O ato foi organizado através de uma parceria entre o Ministério dos Direitos Humanos e Cidadania com os familiares de presos, mortos e desaparecidos políticos, o Movimento dos Trabalhadores Rurais Sem Terra (MST), a Central Única dos Trabalhadores (CUT), a Central dos Trabalhadores do Brasil (CTB), Partido dos Trabalhadores (PT), Partido Comunista do Brasil (PCdoB), Partido Comunista Brasileiro (PCB), Partido Socialista Brasileiro (PSB) e Partido Socialismo e Liberdade (Psol). Além da Associação Brasileira de Imprensa (ABI), Associação Brasileira de Juristas pela Democracia (ABJD) e outras entidades e movimentos sociais. 

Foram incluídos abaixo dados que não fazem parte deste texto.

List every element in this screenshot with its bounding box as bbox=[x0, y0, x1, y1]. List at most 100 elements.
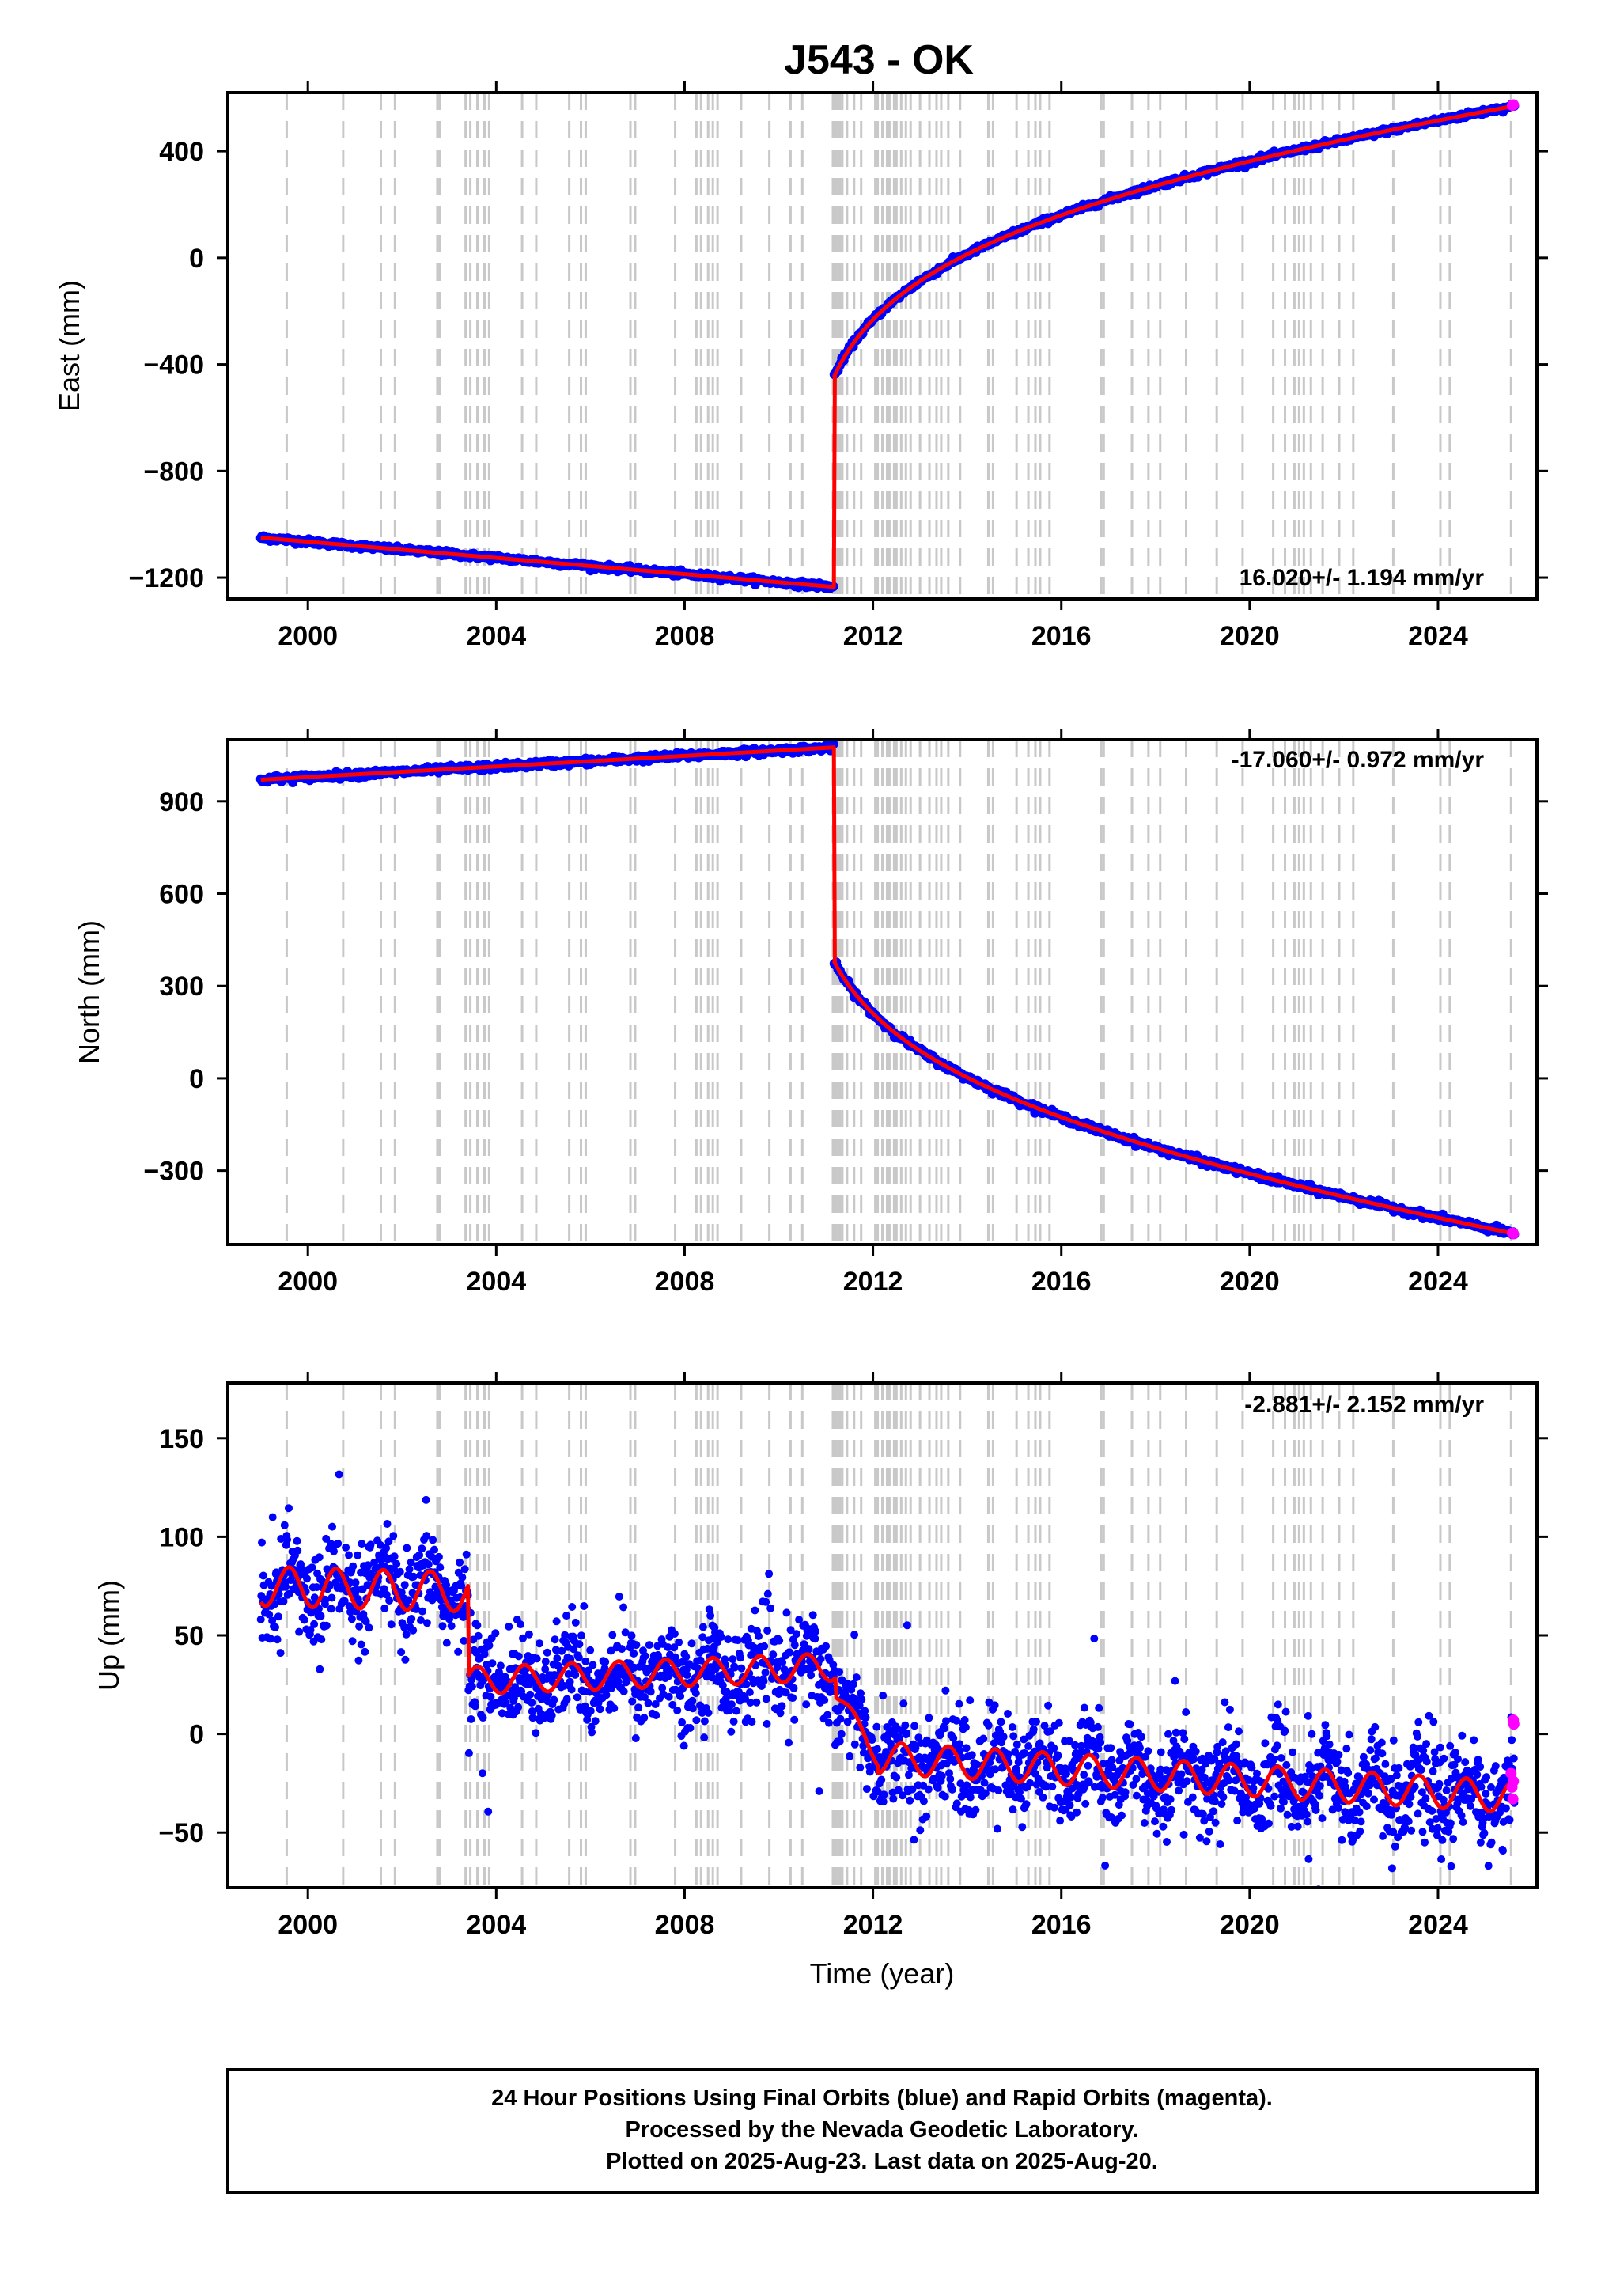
data-point bbox=[808, 1611, 817, 1620]
data-point bbox=[1205, 1827, 1213, 1836]
data-point bbox=[403, 1544, 411, 1552]
data-point bbox=[1008, 1723, 1016, 1731]
data-point bbox=[1253, 1769, 1261, 1778]
data-point bbox=[1107, 1756, 1116, 1764]
data-point bbox=[282, 1582, 290, 1591]
data-point bbox=[436, 1563, 445, 1572]
data-point bbox=[532, 1654, 541, 1663]
data-point bbox=[727, 1727, 736, 1736]
data-point bbox=[618, 1645, 626, 1654]
data-point bbox=[1004, 1750, 1012, 1759]
data-point bbox=[591, 1717, 600, 1726]
data-point bbox=[1118, 1811, 1126, 1820]
data-point bbox=[727, 1700, 736, 1709]
data-point bbox=[474, 1631, 483, 1640]
model-fit-line bbox=[259, 104, 1516, 589]
data-point bbox=[1026, 1779, 1035, 1787]
data-point bbox=[586, 1646, 595, 1654]
data-point bbox=[543, 1648, 551, 1657]
data-point bbox=[1198, 1809, 1207, 1818]
data-point bbox=[550, 1695, 558, 1704]
data-point bbox=[760, 1642, 769, 1650]
data-point bbox=[1140, 1819, 1149, 1827]
data-point bbox=[1056, 1817, 1065, 1825]
data-point bbox=[736, 1654, 745, 1662]
data-point bbox=[732, 1707, 740, 1715]
data-point bbox=[1233, 1817, 1242, 1825]
data-point bbox=[724, 1635, 732, 1644]
data-point bbox=[442, 1639, 451, 1647]
x-tick-label: 2008 bbox=[655, 1267, 715, 1297]
data-point bbox=[646, 1688, 655, 1696]
x-tick-label: 2024 bbox=[1408, 1267, 1468, 1297]
data-point bbox=[872, 1722, 881, 1731]
data-point bbox=[330, 1547, 338, 1555]
data-point bbox=[340, 1597, 349, 1605]
data-point bbox=[467, 1715, 475, 1723]
data-point bbox=[737, 1664, 746, 1673]
y-tick-label: −800 bbox=[143, 457, 204, 487]
data-point bbox=[464, 1749, 473, 1757]
data-point bbox=[562, 1612, 570, 1620]
data-point bbox=[706, 1612, 715, 1620]
data-point bbox=[1096, 1738, 1105, 1747]
data-point bbox=[775, 1636, 784, 1645]
data-point bbox=[596, 1705, 604, 1714]
data-point bbox=[280, 1521, 289, 1529]
data-point bbox=[790, 1715, 799, 1724]
data-point bbox=[267, 1635, 275, 1643]
data-point bbox=[575, 1640, 584, 1649]
data-point bbox=[293, 1536, 301, 1545]
data-point bbox=[645, 1641, 653, 1650]
data-point bbox=[971, 1805, 980, 1814]
data-point bbox=[849, 1680, 857, 1688]
data-point bbox=[997, 1718, 1005, 1726]
north-model-line bbox=[259, 745, 1516, 1236]
data-point bbox=[442, 1581, 451, 1589]
data-point bbox=[804, 1645, 813, 1654]
data-point bbox=[258, 1538, 266, 1547]
data-point bbox=[610, 1704, 619, 1712]
data-point bbox=[460, 1636, 468, 1645]
data-point bbox=[460, 1565, 469, 1574]
data-point bbox=[295, 1627, 304, 1636]
data-point bbox=[1175, 1786, 1183, 1795]
data-point bbox=[528, 1707, 536, 1715]
data-point bbox=[862, 1785, 871, 1794]
data-point bbox=[334, 1539, 343, 1548]
model-fit-line bbox=[259, 745, 1516, 1236]
data-point bbox=[717, 1633, 725, 1641]
data-point bbox=[402, 1630, 411, 1639]
data-point bbox=[1281, 1707, 1290, 1716]
data-point bbox=[494, 1668, 503, 1677]
data-point bbox=[762, 1695, 770, 1703]
data-point bbox=[458, 1573, 467, 1582]
x-tick-label: 2004 bbox=[467, 1267, 527, 1297]
data-point bbox=[415, 1551, 424, 1559]
data-point bbox=[1182, 1708, 1190, 1716]
data-point bbox=[370, 1558, 379, 1567]
data-point bbox=[980, 1779, 989, 1787]
data-point bbox=[1073, 1808, 1081, 1817]
data-point bbox=[541, 1665, 550, 1673]
y-tick-label: 300 bbox=[159, 972, 204, 1002]
data-point bbox=[1179, 1830, 1188, 1839]
data-point bbox=[700, 1733, 709, 1742]
data-point bbox=[396, 1567, 404, 1576]
data-point bbox=[539, 1714, 548, 1722]
data-point bbox=[789, 1694, 797, 1703]
data-point bbox=[405, 1565, 414, 1574]
data-point bbox=[762, 1597, 770, 1606]
data-point bbox=[925, 1714, 933, 1722]
data-point bbox=[308, 1563, 316, 1572]
data-point bbox=[903, 1621, 911, 1630]
data-point bbox=[293, 1546, 302, 1555]
data-point bbox=[644, 1699, 653, 1707]
data-point bbox=[823, 1711, 832, 1719]
data-point bbox=[526, 1690, 535, 1699]
data-point bbox=[811, 1635, 819, 1643]
data-point bbox=[383, 1520, 392, 1528]
data-point bbox=[879, 1692, 888, 1700]
data-point bbox=[630, 1650, 638, 1658]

Foram cremados nos fornos os corpos de pelo menos 12 presos políticos, identificados como Ana Rosa Kucinski Silva (ALN), Armando Teixeira Frutuoso (PCdoB), David Capistrano (PCB), Eduardo Collier Filho (APML), Fernando Augusto de Santa Cruz Oliveira (APML), João Batista Rita Pereira (VPR), João Massena Melo (PCB), Joaquim Pires Cerveira (FLN), José Roman (PCB), Luiz Inácio Maranhão Filho (PCB), Thomáz Antônio da Silva Meirelles Neto (ALN) e Wilson Silva (ALN).

Assentamento Cícero Guedes

Parte do terreno da antiga Usina Cambahyba, em Campos dos Goytacazes, no norte Fluminense, se tornou oficialmente o assentamento Cícero Guedes, organizado pelo MST em agosto deste ano, por meio de uma portaria assinada pelo presidente do Instituto Nacional de Colonização e Reforma Agrária (Incra), Cesar Aldrighi.

O território da Usina Cambahyba é formado por sete fazendas que somam cerca de 3.500 hectares, que além de produzir cana, foi estruturado como uma usina de produção de açúcar.

A luta pela distribuição das terras da antiga usina durou quase três décadas e não foram poucas as ocupações e as mobilizações para que o território fosse destinado à reforma agrária.


Parte do terreno da antiga Usina Cambahyba, em Campos dos Goytacazes, no norte fluminense, se tornou oficialmente o assentamento Cícero Guedes/ Brasil de Fato RJ

Em 1998, a área foi decretada pelo governo federal para fins de reforma agrária. Anos mais tarde, em 2012, o local foi considerado improdutivo pela Justiça. Porém, a desapropriação que destinou a área ao Incra só veio há dois anos pela 1ª Vara Federal de Campos.

Um mês após a Justiça decretar a desapropriação, no dia 24 de junho de 2021, centenas de famílias de trabalhadores rurais organizados pelo MST reocuparam uma das fazendas do Complexo da Cambahyba. A última ocupação, batizada de acampamento Luís Maranhão, foi estruturada em 2012 e permaneceu até meados de 2019.

Desta vez, a ocupação prestou homenagem a Cícero Guedes, liderança do MST que foi brutalmente assassinado nos arredores da usina há 10 anos. Na esperança da criação do assentamento, as famílias seguiram organizadas para a produção de alimentos.

Em dois anos de existência, chama atenção a variedade de alimentos produzidos sem agrotóxicos pelas famílias no local: hortaliças, como aipim, milho e feijão, além de diversas frutas, como banana, limão, laranja e acerola.